Broughton agrees, adding that our bodies don’t produce long-term immunity to the common cold. “Your level of immunity to a cold virus relies on your post-cold residual antibody levels – these decline fairly rapidly after initial exposure to a cold,” she says. “This means rather than perhaps getting a milder version of a cold, you get a full hit of the muscle aches, sore throat, snot and headache and all those other grim cold symptoms.”
Could it be Covid becoming endemic?
Might there be a chance that some people are experiencing a bout of Covid? It’s a possibility, says Prof Eccles, as most vaccinated people will experience mild symptoms that are similar to the common cold.
Last month, Dame Sarah Gilbert, the lead scientist behind the Oxford vaccine, said: “We normally see that viruses become less virulent as they circulate more easily and there is no reason to think we will have a more virulent version of Sars-CoV-2.” She added that there was a limit to which Covid-19 could mutate without losing its ability to spread – so “there aren’t many places for the virus to go”.
But Dr Ed Pooley, a Nottingham-based GP, says it's too early to say. “The reason I think it's too early to say is that for something to become endemic, it has to be generally of one specific type,” he explains. “If you have multiple variations of things it becomes harder to be endemic, and whilst there are still areas of the world that have relatively low vaccine uptake, you risk something called vaccine escape, where you get more severe forms of COVID or more variant forms. And so the more variants that you have, the reduced risk you have of something becoming endemic and more becoming, those sort of surges we see with, for instance, the Delta variant.”
The journal Nature recently found that 89 per cent of epidemiologists it surveyed think Covid will become endemic, meaning it will circulate constantly, probably for the rest of our lives. Yet it is still unclear what endemic Covid will look like exactly.
Should you get a Covid test for a cold?
Even if you're double-jabbed, it’s important to take a Covid test – especially if you’re in a role where you’re regularly exposed to lots of people.
For many people, loss of taste and smell is one of the defining symptoms of the illness. According to Professor Tim Spector, head of the ZOE Covid Symptom Study, anosmia is 10 times better than any other symptom at predicting Covid infection. If you have this symptom and are continuing to test negative, it might be worth taking a more accurate test such as a PCR.
Lateral flow tests have a five per cent false-negative rate in symptomatic people.

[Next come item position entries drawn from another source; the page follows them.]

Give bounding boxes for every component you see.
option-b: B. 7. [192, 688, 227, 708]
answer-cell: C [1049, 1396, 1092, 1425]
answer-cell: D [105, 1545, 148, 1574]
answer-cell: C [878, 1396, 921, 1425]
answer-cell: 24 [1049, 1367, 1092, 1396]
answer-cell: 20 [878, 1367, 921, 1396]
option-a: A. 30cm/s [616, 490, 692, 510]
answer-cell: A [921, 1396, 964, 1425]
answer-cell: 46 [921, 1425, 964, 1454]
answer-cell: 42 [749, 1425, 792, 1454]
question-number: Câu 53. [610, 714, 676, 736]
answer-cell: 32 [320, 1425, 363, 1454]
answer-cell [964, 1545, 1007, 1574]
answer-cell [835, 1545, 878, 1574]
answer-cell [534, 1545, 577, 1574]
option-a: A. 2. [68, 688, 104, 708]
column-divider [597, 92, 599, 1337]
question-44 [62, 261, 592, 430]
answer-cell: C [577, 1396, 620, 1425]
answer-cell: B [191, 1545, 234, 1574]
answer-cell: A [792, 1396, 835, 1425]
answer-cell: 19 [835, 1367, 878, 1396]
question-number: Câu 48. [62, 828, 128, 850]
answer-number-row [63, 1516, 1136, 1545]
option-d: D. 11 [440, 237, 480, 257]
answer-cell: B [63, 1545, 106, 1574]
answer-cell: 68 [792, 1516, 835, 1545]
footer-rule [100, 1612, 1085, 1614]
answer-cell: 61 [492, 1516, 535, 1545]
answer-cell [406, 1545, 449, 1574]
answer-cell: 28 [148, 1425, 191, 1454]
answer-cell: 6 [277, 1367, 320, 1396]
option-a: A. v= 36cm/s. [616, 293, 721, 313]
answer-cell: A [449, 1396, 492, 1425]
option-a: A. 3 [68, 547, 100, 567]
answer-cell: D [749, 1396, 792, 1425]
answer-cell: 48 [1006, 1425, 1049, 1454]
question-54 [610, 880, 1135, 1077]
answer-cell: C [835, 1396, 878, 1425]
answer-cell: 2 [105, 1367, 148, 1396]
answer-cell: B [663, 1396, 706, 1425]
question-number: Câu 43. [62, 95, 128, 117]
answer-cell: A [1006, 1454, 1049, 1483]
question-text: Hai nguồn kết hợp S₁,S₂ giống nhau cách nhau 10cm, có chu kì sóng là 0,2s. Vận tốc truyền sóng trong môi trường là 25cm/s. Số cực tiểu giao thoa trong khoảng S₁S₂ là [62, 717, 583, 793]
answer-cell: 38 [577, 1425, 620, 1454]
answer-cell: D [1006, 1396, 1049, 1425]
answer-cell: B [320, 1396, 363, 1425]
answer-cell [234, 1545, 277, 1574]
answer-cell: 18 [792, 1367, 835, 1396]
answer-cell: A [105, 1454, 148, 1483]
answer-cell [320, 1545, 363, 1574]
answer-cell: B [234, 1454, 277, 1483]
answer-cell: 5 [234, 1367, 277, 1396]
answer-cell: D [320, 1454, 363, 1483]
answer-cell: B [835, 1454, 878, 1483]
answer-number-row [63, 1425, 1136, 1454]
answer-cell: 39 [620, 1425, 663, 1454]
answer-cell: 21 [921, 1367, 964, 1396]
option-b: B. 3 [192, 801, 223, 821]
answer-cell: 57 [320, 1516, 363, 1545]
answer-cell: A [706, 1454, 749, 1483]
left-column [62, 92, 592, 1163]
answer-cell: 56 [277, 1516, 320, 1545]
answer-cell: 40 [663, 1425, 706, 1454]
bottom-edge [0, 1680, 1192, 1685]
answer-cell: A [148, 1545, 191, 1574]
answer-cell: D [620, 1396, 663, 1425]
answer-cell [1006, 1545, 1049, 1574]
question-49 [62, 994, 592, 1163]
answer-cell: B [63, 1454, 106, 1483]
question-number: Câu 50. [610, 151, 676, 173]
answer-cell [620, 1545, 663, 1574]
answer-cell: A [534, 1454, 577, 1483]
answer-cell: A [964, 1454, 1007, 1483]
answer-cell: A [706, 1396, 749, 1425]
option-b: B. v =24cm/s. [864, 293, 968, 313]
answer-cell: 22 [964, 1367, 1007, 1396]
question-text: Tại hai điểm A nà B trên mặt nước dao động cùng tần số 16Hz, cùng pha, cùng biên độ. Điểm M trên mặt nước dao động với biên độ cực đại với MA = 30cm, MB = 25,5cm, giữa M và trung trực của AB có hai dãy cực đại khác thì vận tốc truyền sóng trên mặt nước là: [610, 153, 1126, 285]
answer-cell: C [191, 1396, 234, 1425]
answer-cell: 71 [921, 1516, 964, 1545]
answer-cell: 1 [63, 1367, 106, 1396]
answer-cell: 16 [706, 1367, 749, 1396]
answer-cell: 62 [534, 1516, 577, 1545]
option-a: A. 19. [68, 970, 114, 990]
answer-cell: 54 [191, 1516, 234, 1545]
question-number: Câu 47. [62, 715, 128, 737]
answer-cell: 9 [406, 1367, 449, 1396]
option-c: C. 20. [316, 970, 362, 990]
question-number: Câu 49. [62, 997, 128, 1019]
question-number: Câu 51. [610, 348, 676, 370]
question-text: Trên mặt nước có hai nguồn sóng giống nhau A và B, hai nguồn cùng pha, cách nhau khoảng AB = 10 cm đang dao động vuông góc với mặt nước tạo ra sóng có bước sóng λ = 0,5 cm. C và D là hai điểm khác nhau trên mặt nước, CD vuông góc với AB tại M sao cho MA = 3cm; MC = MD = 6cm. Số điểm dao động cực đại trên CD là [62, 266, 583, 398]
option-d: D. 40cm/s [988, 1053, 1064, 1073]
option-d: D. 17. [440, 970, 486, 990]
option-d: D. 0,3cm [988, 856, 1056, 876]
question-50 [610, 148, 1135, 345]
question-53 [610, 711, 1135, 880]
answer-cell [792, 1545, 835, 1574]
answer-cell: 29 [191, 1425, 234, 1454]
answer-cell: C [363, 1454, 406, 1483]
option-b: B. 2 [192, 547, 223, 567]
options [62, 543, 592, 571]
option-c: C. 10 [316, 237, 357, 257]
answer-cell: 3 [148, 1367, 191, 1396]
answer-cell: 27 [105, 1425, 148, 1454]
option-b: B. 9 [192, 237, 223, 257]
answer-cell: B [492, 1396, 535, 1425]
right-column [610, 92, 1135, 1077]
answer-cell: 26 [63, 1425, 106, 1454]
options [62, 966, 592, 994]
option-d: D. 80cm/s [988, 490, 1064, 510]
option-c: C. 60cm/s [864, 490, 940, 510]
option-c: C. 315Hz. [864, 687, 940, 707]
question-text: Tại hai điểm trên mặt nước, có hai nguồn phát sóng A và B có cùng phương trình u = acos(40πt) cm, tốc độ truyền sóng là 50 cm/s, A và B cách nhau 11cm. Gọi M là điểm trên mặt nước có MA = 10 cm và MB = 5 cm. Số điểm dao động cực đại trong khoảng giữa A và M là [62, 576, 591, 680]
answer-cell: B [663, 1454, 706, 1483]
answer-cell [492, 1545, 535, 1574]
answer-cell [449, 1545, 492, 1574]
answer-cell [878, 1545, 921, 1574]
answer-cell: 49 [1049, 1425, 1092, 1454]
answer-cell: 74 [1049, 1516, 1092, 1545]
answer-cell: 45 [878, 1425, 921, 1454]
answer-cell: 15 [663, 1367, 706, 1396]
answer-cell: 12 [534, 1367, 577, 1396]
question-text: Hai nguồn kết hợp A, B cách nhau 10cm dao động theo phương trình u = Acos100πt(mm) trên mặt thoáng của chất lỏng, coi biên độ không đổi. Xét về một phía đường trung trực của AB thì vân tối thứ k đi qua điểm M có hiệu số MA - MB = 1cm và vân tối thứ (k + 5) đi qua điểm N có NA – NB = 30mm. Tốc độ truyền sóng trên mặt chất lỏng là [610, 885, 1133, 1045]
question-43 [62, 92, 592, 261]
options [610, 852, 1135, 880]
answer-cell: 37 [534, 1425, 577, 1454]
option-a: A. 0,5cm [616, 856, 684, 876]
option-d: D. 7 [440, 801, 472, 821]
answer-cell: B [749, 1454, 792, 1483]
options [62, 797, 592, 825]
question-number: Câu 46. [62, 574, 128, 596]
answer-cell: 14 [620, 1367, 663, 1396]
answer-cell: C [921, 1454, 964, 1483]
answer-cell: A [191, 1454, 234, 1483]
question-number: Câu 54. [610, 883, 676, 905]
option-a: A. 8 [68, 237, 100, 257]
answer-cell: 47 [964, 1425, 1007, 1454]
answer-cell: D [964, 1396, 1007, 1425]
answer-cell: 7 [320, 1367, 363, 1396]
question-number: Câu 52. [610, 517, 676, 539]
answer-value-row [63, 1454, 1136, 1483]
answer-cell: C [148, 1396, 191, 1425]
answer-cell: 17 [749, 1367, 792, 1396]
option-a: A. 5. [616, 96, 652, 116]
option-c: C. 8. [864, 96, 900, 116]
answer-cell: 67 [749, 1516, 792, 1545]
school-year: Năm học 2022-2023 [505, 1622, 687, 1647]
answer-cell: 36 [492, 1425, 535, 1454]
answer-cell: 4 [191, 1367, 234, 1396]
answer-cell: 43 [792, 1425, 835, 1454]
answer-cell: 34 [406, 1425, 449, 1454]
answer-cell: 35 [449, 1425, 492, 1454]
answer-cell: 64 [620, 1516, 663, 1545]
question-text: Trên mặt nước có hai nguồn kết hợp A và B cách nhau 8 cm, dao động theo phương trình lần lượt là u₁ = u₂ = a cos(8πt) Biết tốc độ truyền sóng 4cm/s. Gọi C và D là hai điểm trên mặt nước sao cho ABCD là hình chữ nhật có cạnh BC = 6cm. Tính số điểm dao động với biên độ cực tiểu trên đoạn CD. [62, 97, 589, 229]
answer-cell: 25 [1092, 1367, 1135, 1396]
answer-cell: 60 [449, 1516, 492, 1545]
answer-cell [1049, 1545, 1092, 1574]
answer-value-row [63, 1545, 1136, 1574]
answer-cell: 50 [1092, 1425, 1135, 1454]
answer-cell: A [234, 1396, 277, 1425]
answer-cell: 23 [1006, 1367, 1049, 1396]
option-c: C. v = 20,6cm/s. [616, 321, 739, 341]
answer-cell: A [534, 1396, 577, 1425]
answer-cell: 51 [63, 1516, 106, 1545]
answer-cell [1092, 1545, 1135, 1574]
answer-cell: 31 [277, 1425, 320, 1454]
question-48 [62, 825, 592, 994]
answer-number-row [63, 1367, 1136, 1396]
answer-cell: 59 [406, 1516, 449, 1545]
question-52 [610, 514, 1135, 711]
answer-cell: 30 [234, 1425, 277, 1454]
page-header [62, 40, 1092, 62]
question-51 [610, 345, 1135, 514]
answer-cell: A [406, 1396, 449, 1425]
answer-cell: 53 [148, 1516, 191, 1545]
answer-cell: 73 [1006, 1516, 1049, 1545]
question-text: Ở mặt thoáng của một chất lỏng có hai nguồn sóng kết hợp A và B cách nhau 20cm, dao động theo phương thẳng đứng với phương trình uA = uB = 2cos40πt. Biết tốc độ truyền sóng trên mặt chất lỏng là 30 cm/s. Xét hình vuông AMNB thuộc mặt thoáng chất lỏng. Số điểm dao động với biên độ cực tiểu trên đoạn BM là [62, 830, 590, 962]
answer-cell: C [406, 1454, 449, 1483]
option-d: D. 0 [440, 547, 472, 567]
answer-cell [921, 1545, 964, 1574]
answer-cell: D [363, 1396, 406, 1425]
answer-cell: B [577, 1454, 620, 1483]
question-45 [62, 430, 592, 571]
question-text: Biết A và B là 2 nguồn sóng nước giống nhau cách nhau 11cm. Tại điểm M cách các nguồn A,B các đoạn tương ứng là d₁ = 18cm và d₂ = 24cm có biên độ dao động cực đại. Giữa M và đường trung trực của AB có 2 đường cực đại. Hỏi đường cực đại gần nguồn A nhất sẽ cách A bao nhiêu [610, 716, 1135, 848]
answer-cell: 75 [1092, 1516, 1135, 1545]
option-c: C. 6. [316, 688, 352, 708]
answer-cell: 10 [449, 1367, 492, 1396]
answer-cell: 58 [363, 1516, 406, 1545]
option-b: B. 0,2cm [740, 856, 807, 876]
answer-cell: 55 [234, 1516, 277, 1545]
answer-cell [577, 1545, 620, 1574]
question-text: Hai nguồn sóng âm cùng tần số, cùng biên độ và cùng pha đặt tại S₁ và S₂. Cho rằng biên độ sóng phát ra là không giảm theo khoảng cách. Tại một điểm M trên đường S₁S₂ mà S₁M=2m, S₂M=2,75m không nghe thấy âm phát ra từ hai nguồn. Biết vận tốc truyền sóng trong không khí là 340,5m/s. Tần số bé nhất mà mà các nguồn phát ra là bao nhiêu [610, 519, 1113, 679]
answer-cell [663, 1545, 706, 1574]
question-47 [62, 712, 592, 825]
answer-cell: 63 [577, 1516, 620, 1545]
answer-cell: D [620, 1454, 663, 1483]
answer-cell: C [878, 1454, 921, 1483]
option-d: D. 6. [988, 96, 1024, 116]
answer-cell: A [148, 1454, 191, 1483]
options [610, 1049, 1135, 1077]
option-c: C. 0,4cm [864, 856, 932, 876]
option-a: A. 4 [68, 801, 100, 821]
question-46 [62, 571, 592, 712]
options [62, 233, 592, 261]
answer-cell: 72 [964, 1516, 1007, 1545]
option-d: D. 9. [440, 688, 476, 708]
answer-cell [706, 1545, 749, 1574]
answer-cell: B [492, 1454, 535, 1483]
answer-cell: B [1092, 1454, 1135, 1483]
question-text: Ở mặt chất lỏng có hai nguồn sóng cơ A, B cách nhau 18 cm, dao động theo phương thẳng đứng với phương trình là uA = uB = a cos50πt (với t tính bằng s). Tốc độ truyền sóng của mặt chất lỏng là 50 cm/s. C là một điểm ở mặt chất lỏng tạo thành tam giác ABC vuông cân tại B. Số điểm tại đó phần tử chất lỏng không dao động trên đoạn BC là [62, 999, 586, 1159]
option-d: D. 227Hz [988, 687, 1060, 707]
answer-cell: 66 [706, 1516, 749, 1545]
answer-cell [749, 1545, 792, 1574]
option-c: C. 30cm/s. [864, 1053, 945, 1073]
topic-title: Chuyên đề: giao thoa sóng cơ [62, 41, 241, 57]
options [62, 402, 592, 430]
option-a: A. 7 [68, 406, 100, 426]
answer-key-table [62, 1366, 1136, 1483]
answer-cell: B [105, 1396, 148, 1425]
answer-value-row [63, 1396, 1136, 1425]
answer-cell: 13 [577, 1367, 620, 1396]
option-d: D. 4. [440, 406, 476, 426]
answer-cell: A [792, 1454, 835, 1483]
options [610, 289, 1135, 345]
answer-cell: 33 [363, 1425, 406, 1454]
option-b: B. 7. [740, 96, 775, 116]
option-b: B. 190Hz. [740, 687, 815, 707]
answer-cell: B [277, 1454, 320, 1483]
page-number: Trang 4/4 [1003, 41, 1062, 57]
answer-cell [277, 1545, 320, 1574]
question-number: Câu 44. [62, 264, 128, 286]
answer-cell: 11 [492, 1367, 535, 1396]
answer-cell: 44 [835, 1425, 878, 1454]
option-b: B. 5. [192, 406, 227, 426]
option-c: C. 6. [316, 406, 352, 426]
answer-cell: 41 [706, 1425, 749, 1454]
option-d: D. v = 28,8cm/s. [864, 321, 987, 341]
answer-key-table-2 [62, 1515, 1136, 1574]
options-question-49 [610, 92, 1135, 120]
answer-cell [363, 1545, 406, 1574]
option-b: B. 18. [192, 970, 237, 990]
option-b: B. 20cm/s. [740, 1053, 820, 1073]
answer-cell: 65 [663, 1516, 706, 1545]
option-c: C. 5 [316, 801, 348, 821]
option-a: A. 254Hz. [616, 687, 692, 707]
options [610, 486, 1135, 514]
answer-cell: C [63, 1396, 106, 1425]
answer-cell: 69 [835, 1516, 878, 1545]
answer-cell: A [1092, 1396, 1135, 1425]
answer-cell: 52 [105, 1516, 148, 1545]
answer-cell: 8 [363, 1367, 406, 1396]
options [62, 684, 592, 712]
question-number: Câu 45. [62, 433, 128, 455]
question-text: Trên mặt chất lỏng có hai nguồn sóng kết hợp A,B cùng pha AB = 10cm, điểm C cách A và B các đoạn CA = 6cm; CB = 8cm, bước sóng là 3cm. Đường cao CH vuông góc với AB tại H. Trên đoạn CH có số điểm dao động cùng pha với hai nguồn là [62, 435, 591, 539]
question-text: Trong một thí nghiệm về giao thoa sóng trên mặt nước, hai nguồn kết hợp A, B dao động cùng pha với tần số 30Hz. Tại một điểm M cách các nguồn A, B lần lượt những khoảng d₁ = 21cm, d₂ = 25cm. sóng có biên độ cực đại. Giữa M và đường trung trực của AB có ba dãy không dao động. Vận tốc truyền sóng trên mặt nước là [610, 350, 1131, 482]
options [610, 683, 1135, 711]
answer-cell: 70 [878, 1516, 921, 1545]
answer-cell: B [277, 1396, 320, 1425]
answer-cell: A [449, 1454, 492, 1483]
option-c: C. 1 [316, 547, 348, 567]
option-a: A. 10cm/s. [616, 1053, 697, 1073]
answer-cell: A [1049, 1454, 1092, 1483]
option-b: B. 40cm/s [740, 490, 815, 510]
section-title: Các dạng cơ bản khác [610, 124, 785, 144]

In asymptomatic people, that figure is said to be roughly 40 per cent, according to an analysis in the British Medical Journal. Timing of the test could also play a part: last year, researchers from University College London found the accuracy of PCR tests dropped from 89 per cent to 54 per cent when patients waited longer than four days after the onset of symptoms to get tested. This is probably down to your viral load; it's easier to detect at high levels, which typically occur at the beginning of the infection.
How can I avoid catching it and how is it treated?
Aside from another lockdown, there isn’t much we can do to avoid catching the super cold. If you are unlucky enough to get ill, most cases can be treated with a combination of painkillers and rest. You can take paracetamol to ease the muscle pain, sore throat and headache, while a hot drink helps to alleviate the cough. Prof Eccles also recommends using a nasal decongestant spray to clear your nose so you can get a better night’s sleep.
Will the flu jab stop me from catching it?
Although it's a good idea to get the flu vaccine, it probably won't help with a cold. “The flu jab is inactivated flu virus particles that will reduce the infection risk with the flu virus," explains Dr Pooley. “Flu virus is different to most cold viruses; there may be a little bit of crossover, but I suspect it probably won't help.”